The Keynote session at Lotusphere this year, in Disney World Florida, was opened by a left-field surprise guest in the form of Hollywood actor and London theatre boss Kevin Spacey.
The tag line of the conference is Get Social, Do Business and is an effort by the vendor to align itself with business efforts to harness social media for their own ends, be it internally or with customers.
Not a professional that springs to mind at a developers’ conference, Spacey – who produced the Facebook inspired film Social Network – was at pains to explain how the loose social connections that social media is set up to encourage formed the backbone of his career development.
“My career is down to a social network,” said Spacey to a packed audience of thousands of IT professionals, at the Dolphin Hotel complex at which the conference is being held. “It meant I came into contact with talented people who didn’t have the opportunity to knock on the right doors.”
Spacey described how he was among a group of people who set up their own social network, before the likes of Facebook and MySpace were created, to keep those unconventional lines of communication open once he had gained some standing in the moviemaking world.
“I could no longer take the script in the manila envelope handed to me by an unknown writer in a café,” he explained. “I had a new-found protection mechanism that prevented that.
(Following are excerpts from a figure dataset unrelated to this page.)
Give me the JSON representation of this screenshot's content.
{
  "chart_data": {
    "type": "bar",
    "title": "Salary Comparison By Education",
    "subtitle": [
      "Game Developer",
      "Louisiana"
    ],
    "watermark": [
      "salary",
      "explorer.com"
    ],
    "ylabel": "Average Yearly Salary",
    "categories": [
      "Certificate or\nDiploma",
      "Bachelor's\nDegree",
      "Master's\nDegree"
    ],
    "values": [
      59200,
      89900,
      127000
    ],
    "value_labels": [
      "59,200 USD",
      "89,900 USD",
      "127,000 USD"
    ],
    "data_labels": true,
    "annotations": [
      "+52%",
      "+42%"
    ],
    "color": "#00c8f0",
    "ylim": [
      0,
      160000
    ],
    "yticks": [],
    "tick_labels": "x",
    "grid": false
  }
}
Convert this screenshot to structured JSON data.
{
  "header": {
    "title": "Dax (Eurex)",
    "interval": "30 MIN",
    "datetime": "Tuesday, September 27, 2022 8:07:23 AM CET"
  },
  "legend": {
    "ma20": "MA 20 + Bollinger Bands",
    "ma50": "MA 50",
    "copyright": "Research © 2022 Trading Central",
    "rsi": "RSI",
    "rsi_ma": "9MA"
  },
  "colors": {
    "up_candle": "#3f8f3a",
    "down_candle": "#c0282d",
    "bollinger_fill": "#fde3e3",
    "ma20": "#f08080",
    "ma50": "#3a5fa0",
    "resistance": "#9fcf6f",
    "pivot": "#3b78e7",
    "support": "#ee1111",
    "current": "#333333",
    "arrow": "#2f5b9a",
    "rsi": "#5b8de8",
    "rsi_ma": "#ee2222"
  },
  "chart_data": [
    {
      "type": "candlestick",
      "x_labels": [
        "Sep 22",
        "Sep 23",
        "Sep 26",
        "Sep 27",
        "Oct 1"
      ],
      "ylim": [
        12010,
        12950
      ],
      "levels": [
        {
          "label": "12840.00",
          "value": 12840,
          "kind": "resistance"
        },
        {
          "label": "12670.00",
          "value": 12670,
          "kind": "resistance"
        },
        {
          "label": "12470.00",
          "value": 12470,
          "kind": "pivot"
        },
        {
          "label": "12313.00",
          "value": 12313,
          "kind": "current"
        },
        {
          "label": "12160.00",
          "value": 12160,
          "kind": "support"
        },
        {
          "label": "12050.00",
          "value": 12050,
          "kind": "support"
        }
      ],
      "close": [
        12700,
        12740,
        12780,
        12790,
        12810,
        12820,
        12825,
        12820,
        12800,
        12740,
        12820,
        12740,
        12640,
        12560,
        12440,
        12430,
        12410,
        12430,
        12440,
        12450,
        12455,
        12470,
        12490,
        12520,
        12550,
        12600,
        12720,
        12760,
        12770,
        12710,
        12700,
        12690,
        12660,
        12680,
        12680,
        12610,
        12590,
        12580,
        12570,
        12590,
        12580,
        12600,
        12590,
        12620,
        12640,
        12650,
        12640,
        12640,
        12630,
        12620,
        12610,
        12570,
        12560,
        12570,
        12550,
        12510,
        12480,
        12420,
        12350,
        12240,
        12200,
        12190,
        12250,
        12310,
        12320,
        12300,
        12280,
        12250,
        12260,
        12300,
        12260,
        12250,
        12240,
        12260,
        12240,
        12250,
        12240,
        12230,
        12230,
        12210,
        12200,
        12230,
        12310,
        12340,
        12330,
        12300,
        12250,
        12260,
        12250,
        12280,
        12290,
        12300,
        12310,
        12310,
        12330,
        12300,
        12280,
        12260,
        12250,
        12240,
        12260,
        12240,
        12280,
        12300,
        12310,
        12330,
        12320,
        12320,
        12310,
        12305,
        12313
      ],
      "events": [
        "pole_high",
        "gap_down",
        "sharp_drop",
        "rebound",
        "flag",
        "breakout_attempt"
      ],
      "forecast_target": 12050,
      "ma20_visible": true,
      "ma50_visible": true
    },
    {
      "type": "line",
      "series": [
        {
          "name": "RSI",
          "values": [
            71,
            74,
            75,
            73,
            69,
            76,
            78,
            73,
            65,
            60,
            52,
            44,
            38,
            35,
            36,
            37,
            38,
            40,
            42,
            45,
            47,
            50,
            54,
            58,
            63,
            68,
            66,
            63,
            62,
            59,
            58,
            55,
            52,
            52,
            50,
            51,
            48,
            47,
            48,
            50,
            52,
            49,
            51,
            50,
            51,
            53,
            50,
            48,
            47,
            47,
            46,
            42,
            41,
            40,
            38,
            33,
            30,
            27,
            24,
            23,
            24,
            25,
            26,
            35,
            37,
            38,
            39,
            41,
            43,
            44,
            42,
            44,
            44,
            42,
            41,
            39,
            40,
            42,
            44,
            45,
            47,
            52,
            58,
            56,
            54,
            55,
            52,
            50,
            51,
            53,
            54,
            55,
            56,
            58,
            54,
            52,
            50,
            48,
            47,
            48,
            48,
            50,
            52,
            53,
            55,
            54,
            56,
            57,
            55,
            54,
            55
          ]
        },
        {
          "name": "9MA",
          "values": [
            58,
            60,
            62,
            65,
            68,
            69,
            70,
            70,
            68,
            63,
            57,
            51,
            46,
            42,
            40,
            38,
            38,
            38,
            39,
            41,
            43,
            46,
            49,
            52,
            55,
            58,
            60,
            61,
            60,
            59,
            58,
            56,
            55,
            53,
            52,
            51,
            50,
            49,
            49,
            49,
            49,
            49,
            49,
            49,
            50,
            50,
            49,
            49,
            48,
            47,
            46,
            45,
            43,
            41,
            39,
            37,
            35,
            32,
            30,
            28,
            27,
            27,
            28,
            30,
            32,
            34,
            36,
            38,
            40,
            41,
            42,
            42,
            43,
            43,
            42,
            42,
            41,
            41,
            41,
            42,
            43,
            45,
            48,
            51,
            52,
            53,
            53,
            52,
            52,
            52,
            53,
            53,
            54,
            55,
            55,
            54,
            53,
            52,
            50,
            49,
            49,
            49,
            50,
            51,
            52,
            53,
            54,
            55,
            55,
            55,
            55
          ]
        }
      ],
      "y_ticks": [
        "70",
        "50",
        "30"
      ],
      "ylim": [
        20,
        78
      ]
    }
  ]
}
The walls had gotten higher, but that didn’t mean the scripts that got through were getting any better.”
Spacey’s network – triggerstreet.com – now has 350,000 members, according to Spacey, who actively uses it to avoid the barriers to fresh talent his position has thrown up.
He said: “Good ideas can come from anywhere. Some of the best ideas are ones that get chucked over the wall.”
Spacey’s experience of social networking as a film-maker and theatre proprietor illustrate one of the benefits of social networking businesses need to grasp, according to Alistair Rennie, IBM general manager collaboration solutions.
Other’s were demonstrated by more conventional business leaders.
For instance, Fareed Mohammed , CTO at chemicals company BASF, who explained how the company’s internal social networking site enabled the company to distribute pharmaceuticals quickly to China in time to counteract a fungal epidemic.
His story illustrates how social networking can capitalise on a collective intelligence and bring products to meet a demand quickly.
Another speaker from the banking community observed that in mature markets it’s no longer possible to buy market share. Social networking allows companies to tap into local customer demands by using the knowledge of local employees.
Creating the conditions so that businesses can make the most of social networking will be the task of developers like those attending the conference.